Review: The film composer's first ballet doesn't quite work as
There are two kinds of ballet music the kind that, for
various reasons, achieves independent life as concert music, and the kind that,
for various reasons, doesn't. Either kind, by the way, can be good ballet music
per se, that is, it can make perfectly suitable material to dance to.
No one plays Adolphe Adam's score to Giselle as concert music, but that
doesn't mean it's not fine ballet music. On the other hand, the ballet music
of Tchaikovsky, Stravinsky, Prokofiev, to name a few, is a staple of the concert
repertoire, at least in suite form.
This listener's sense of Danny Elfman's score for Rabbit and
Rogue, Twyla Tharp's new dance for American Ballet Theatre, is that it wouldn't
succeed especially well as concert music. The 45-minute work has many appealing
qualities: it's athletic in its rhythms, attractively tuneful at times, thoroughly
fun (and sometimes funny) and approachable. As dance music, it seems to serve
Tharp and company just fine.
Rabbit and Rogue is Elfman's second extended non-filmic
piece for orchestra. As with many other film composers who are deprived of images
on the screen for inspiration, in Rabbit he appears to struggle with
the idea of form. The music wanders here, there and everywhere without anything
to tie it down. Even within the five pieces that make up his ballet, there is
no clear forward thrust, or sense of beginning, middle and end. The nonnarrative
structure of Tharp's Rabbit and Rogue (it has no scenario) seems to have
left Elfman hanging without a rope.
What's more, Elfman's score, again like much film music, is derivative.
Philip Glass informs its rhythms and many of its harmonies. Prokofiev is in
there a lot too, and one movement is an extensive crib on the fugue section
of Britten's Young Person's Guide to the Orchestra. A quote, or near
quote, of a famous tune (or is it?), which then takes over the proceedings,
will have the knowing listener scratching his head and trying to place it. He
also throws in an off-kilter waltz, some circus stuff (galumphing elephants)
and a ragtime with electronic dub accompaniment (not bad).
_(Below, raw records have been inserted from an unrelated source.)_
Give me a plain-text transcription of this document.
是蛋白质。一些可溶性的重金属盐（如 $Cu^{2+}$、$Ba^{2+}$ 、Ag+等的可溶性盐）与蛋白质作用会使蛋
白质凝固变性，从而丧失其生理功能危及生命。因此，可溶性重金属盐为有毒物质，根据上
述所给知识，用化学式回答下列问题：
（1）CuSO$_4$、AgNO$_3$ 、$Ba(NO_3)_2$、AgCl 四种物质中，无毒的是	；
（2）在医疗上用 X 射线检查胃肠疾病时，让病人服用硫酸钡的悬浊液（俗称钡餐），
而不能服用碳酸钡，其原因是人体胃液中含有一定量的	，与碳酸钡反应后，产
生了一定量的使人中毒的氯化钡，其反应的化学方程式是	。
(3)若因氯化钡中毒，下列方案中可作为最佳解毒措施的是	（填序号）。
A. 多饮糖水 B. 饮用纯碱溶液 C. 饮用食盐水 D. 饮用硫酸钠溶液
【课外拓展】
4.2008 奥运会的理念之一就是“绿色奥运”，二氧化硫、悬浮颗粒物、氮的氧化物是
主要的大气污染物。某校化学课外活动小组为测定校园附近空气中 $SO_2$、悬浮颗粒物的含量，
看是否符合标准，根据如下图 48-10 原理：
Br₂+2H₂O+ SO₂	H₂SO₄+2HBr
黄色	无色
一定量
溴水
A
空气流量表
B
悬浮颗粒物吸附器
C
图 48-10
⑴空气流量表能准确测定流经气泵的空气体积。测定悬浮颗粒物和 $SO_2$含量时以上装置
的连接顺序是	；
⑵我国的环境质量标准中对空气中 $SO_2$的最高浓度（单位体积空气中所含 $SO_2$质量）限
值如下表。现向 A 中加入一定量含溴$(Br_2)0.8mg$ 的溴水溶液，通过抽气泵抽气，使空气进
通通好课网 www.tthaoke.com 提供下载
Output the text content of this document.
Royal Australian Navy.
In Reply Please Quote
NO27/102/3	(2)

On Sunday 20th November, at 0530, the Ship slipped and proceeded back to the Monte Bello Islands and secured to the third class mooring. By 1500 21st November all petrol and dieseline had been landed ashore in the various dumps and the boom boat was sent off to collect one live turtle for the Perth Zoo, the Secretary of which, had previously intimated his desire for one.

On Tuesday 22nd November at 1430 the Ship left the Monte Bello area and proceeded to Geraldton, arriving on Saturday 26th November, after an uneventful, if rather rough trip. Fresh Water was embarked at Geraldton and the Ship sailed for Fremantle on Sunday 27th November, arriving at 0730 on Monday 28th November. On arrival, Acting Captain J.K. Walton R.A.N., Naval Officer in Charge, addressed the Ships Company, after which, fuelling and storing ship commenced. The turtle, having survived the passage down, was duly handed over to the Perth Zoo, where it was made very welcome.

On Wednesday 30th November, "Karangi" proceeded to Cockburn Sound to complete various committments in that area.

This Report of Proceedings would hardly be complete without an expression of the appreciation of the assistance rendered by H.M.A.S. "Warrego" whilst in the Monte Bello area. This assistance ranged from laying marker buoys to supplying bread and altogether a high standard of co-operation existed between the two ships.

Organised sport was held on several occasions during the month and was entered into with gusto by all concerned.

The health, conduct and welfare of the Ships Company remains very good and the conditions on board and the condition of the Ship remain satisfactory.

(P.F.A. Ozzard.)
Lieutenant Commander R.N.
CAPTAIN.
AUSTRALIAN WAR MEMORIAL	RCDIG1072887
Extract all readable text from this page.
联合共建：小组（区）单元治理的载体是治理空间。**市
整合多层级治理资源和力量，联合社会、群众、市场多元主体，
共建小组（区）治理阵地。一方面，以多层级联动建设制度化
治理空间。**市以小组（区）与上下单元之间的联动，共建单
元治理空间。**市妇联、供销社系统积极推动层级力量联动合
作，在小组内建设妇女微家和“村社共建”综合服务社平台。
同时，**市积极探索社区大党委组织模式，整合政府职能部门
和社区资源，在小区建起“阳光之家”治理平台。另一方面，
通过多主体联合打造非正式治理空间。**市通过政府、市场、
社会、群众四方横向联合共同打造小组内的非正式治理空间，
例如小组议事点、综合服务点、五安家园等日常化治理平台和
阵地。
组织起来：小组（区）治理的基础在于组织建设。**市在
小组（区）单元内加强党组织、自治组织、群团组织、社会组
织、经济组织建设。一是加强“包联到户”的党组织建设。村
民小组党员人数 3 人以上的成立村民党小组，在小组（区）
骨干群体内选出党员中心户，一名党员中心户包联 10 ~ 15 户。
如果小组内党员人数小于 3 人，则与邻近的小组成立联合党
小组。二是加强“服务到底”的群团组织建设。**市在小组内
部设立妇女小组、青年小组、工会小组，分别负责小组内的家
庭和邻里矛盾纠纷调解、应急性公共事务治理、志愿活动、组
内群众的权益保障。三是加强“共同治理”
It all ends up sounding rather like a musical soup constantly being stirred,
motion for the sake of motion. The orchestration is typically cinematic (take
it or leave it) and the orchestra is amplified, which turns it into a collection
of different, distinct sounds rather than a palette of colors to combine, blend,
shade and amass.
On the first half of the program, Danish composer Knudaage Riisager's
score for Etudes (1948) proved a charming treat. It's based on a series
of Czerny's piano exercises, once the bane of every piano student's existence,
and is gracefully, creatively instrumented, with a few modernistic colors and
a spicy dissonance thrown in here and there. A concert suite could definitely
be made (the overture is especially delightful, a breezy lacing of scales).
The Pacific Symphony played both scores ably and enthusiastically,
some occasional difficulties in the Etudes notwithstanding. Charles Barker
(Etudes) and Ormsby Wilkins conducted.